Even the sometimes weird and troubling dreams we all have are efforts to make sense out of disconnected bits and pieces of experiences—the conversation we had with someone yesterday, the television commercial from last night, the quick glimpse of a car going past the house, a bit of half-heard conversation from the next room. We may think we’re in charge of our minds, but most of its activities are as autonomous as those of our endocrine system. If we are in control of anything, it’s only the tip of a giant, unconscious iceberg.
In my meditation practice, I’ve become aware of some of this independent operation of my mind. As I’ve allowed my thinking to slow down—and that is more difficult to do than one would think—I’ve sometimes noticed fragments bobbing to the surface like bubbles in a still pond. The fragments may be quick images, such as someone’s face disconnected from any context, or a few spoken words in a voice I may or may not recognize, or a phrase of music. These fragments appear to be totally random, and usually I cannot relate them to anything else. Because my purpose in meditating is not to make sense of anything but simply to witness, I don’t grab onto any of these fragments, but simply watch them come and go. This particular state of awareness itself comes and goes, as actual sounds in the room intrude, or an itch appears on my nose, or some other distraction pulls at my mind.
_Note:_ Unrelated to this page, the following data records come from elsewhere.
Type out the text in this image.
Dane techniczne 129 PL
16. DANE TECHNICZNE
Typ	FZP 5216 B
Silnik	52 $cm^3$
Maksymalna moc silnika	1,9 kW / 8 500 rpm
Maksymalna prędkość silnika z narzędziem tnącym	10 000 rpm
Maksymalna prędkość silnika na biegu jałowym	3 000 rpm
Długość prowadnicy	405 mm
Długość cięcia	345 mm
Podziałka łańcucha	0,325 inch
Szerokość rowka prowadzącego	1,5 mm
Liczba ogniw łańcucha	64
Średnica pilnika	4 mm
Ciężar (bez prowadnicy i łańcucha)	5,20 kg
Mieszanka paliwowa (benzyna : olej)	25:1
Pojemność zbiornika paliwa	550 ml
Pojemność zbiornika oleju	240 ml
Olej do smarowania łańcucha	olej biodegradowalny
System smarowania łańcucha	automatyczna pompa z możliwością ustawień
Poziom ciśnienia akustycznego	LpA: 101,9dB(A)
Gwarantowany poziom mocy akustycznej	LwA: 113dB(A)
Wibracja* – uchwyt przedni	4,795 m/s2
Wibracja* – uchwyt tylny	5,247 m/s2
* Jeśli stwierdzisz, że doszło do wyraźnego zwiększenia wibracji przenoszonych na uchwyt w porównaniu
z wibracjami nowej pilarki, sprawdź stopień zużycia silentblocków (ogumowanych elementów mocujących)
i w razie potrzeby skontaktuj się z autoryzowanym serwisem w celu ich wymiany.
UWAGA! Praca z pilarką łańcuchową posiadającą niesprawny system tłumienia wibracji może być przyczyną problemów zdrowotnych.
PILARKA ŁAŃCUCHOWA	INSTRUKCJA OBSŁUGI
Remembering the experiences of my mental “pond,” I have constructed a kind of theory about it. These fragments are generated more or less continuously throughout our lives, except perhaps during our deepest, dreamless sleep states. While we are awake, they trigger thoughts and full-scale memories—the stuff of consciousness. Some other part of our mind collects them into strings, or perhaps takes one and runs with it, looking through the database for related information. “Day dreams” are just that—stories we spin in our heads while we go about other activities, continually sifting and sorting from the deluge of fragments generated from our memory banks along with all the sensory inputs from our ears and eyes and skin and muscle. While we sleep, the same process continues, but with less sensory input and less conscious direction from our “thinking” brain.
As it seems to me, this is a story-telling function, built into our brains at some point in our evolution after we developed language, a way of organizing our experiences into useful conceptual structures. Making sense of life, whether it’s in the broad brush strokes of abstraction or learning to tie our shoes, involves gathering the bits together and telling a story that works for us. It works when no large distractions appear, such as the knot that we find in the shoelace, or the word that we can’t remember as we write, leaving us, for the moment at least, helpless.
So what was wrong with my dream this morning? Why was I left feeling frustrated and somehow helpless? Pain, I think. My shoulder, slowly healing from surgery, generates pain almost continually, awake or asleep. During the day, as long as I don’t ask it to do more than it can, its pain gets pushed aside in my consciousness as I go about my other activities. I’m only barely aware of it most of the time. At night, it still hurts, and my night-time story teller is less able to ignore it. In the past, before all this with my shoulder, I’ve had dreams of being crippled, or of some part of my body being missing, and I wake up and find I was lying in an awkward position, so that my foot or some other part had gone to sleep. My dreaming mind had incorporated the sensations (or lack of them) from my body into the story it was telling itself. This morning, the distraction was too much. The story got interrupted over and over, and the story couldn’t come together at all. That’s happened a lot of times in my waking life, especially when I’m trying to write.
Most people agree that mankind is a story-telling animal. It’s a built-in capability—no, not just capability, but compulsion. Among other things, it serves to organize our minds so that we can not only understand our experiences but extrapolate from them to something beyond. When we cannot do that, even in our dreams, we suffer.
My experience this morning was frustrating. But look what happened—I made a story about it!